While the moments where the script breaks to deliver us handbook “how to survive an abusive relationship” dialogue is, again, a bit forced, Baron and Samuel both do well with the material, and there would have been the possibility for a valid, topical drama in there, albeit one without much depth to it, which feels like a cheap shot for an important topic, but it’s one that deserves to be hit harder than this films treatment of it.

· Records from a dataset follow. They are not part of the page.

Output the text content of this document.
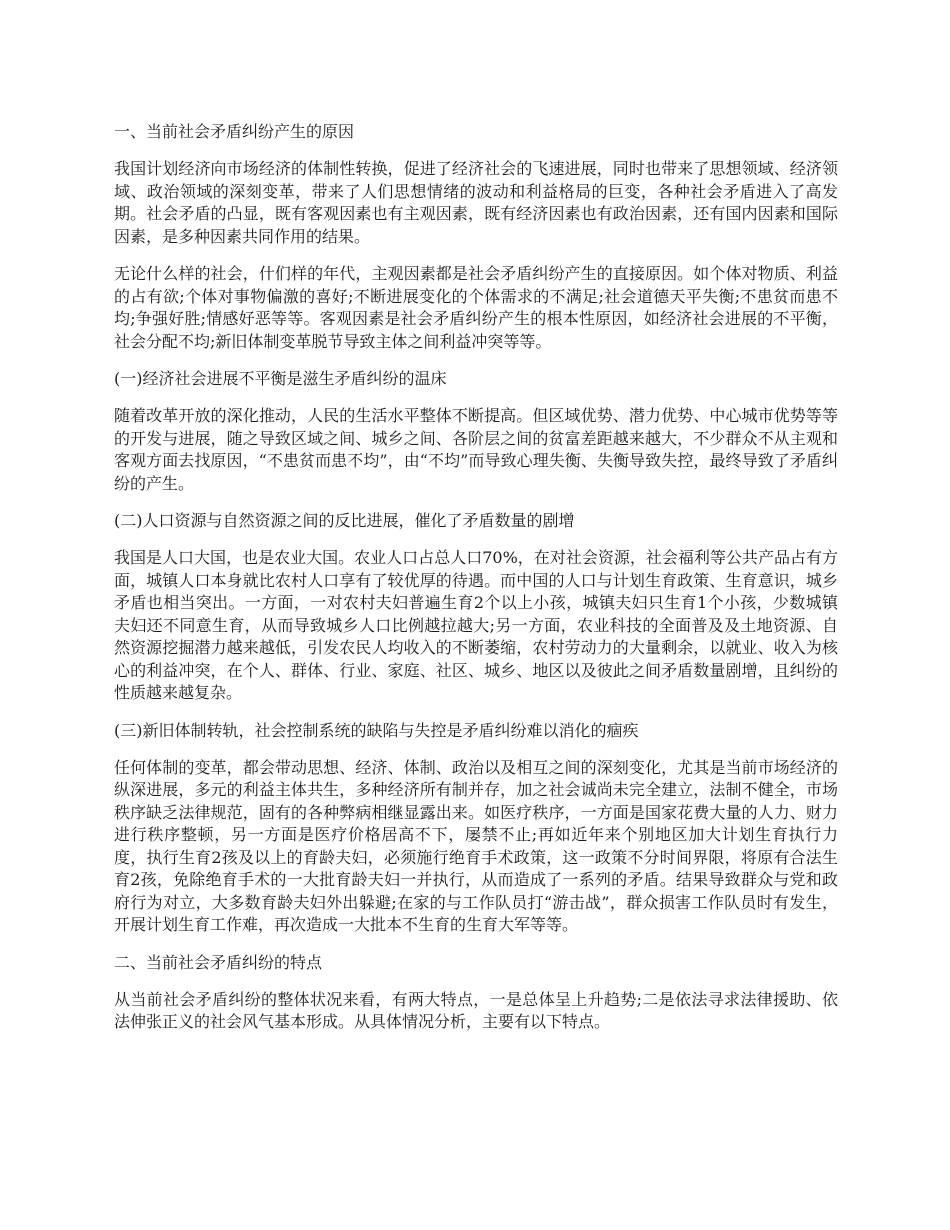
一、当前社会矛盾纠纷产生的原因
我国计划经济向市场经济的体制性转换，促进了经济社会的飞速进展，同时也带来了思想领域、经济领域、政治领域的深刻变革，带来了人们思想情绪的波动和利益格局的巨变，各种社会矛盾进入了高发期。社会矛盾的凸显，既有客观因素也有主观因素，既有经济因素也有政治因素，还有国内因素和国际因素，是多种因素共同作用的结果。
无论什么样的社会，什们样的年代，主观因素都是社会矛盾纠纷产生的直接原因。如个体对物质、利益的占有欲;个体对事物偏激的喜好;不断进展变化的个体需求的不满足;社会道德天平失衡;不患贫而患不均;争强好胜;情感好恶等等。客观因素是社会矛盾纠纷产生的根本性原因，如经济社会进展的不平衡，社会分配不均;新旧体制变革脱节导致主体之间利益冲突等等。
(一)经济社会进展不平衡是滋生矛盾纠纷的温床
随着改革开放的深化推动，人民的生活水平整体不断提高。但区域优势、潜力优势、中心城市优势等等的开发与进展，随之导致区域之间、城乡之间、各阶层之间的贫富差距越来越大，不少群众不从主观和客观方面去找原因，“不患贫而患不均”，由“不均”而导致心理失衡、失衡导致失控，最终导致了矛盾纠纷的产生。
(二)人口资源与自然资源之间的反比进展，催化了矛盾数量的剧增
我国是人口大国，也是农业大国。农业人口占总人口70%，在对社会资源，社会福利等公共产品占有方面，城镇人口本身就比农村人口享有了较优厚的待遇。而中国的人口与计划生育政策、生育意识，城乡矛盾也相当突出。一方面，一对农村夫妇普遍生育2个以上小孩，城镇夫妇只生育1个小孩，少数城镇夫妇还不同意生育，从而导致城乡人口比例越拉越大;另一方面，农业科技的全面普及及土地资源、自然资源挖掘潜力越来越低，引发农民人均收入的不断萎缩，农村劳动力的大量剩余，以就业、收入为核心的利益冲突，在个人、群体、行业、家庭、社区、城乡、地区以及彼此之间矛盾数量剧增，且纠纷的性质越来越复杂。
(三)新旧体制转轨，社会控制系统的缺陷与失控是矛盾纠纷难以消化的痼疾
任何体制的变革，都会带动思想、经济、体制、政治以及相互之间的深刻变化，尤其是当前市场经济的纵深进展，多元的利益主体共生，多种经济所有制并存，加之社会诚尚未完全建立，法制不健全，市场秩序缺乏法律规范，固有的各种弊病相继显露出来。如医疗秩序，一方面是国家花费大量的人力、财力进行秩序整顿，另一方面是医疗价格居高不下，屡禁不止;再如近年来个别地区加大计划生育执行力度，执行生育2孩及以上的育龄夫妇，必须施行绝育手术政策，这一政策不分时间界限，将原有合法生育2孩，免除绝育手术的一大批育龄夫妇一并执行，从而造成了一系列的矛盾。结果导致群众与党和政府行为对立，大多数育龄夫妇外出躲避;在家的与工作队员打“游击战”，群众损害工作队员时有发生，开展计划生育工作难，再次造成一大批本不生育的生育大军等等。
二、当前社会矛盾纠纷的特点
从当前社会矛盾纠纷的整体状况来看，有两大特点，一是总体呈上升趋势;二是依法寻求法律援助、依法伸张正义的社会风气基本形成。从具体情况分析，主要有以下特点。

…Which may seem like irony, as I’m neglecting the other part of the movie: the Into the Dark horror part. As we’ve seen with this series, the “message” films suffer the worst from trying to remember to include blood and guts, and My Valentine’s unbelievable attempts at forcing us into a situation where Royal is dropping bodies left and right – unbelievable for how lazy and dumb they are, where an open door is avoided because a few people are standing in front of it, or where a business apparently doesn’t have a landline (businesses are, like, the last refuge for being able to find a wired phone…), and many other eye-rollingly stupid, even for horror, examples of why things didn’t have to play out they way they’re telegraphed to – these attempts really take their toll on the movie’s watchability, even at a 79-minute runtime. What’s doubly unfortunate about this is that these thin attempts at genre make those moderately worthwhile elements feel empty without a solid framework, and Levin’s visuals end up feeling weightless and pointless for the same reason.
Remake this as more of a character drama, and I’d give it a second go.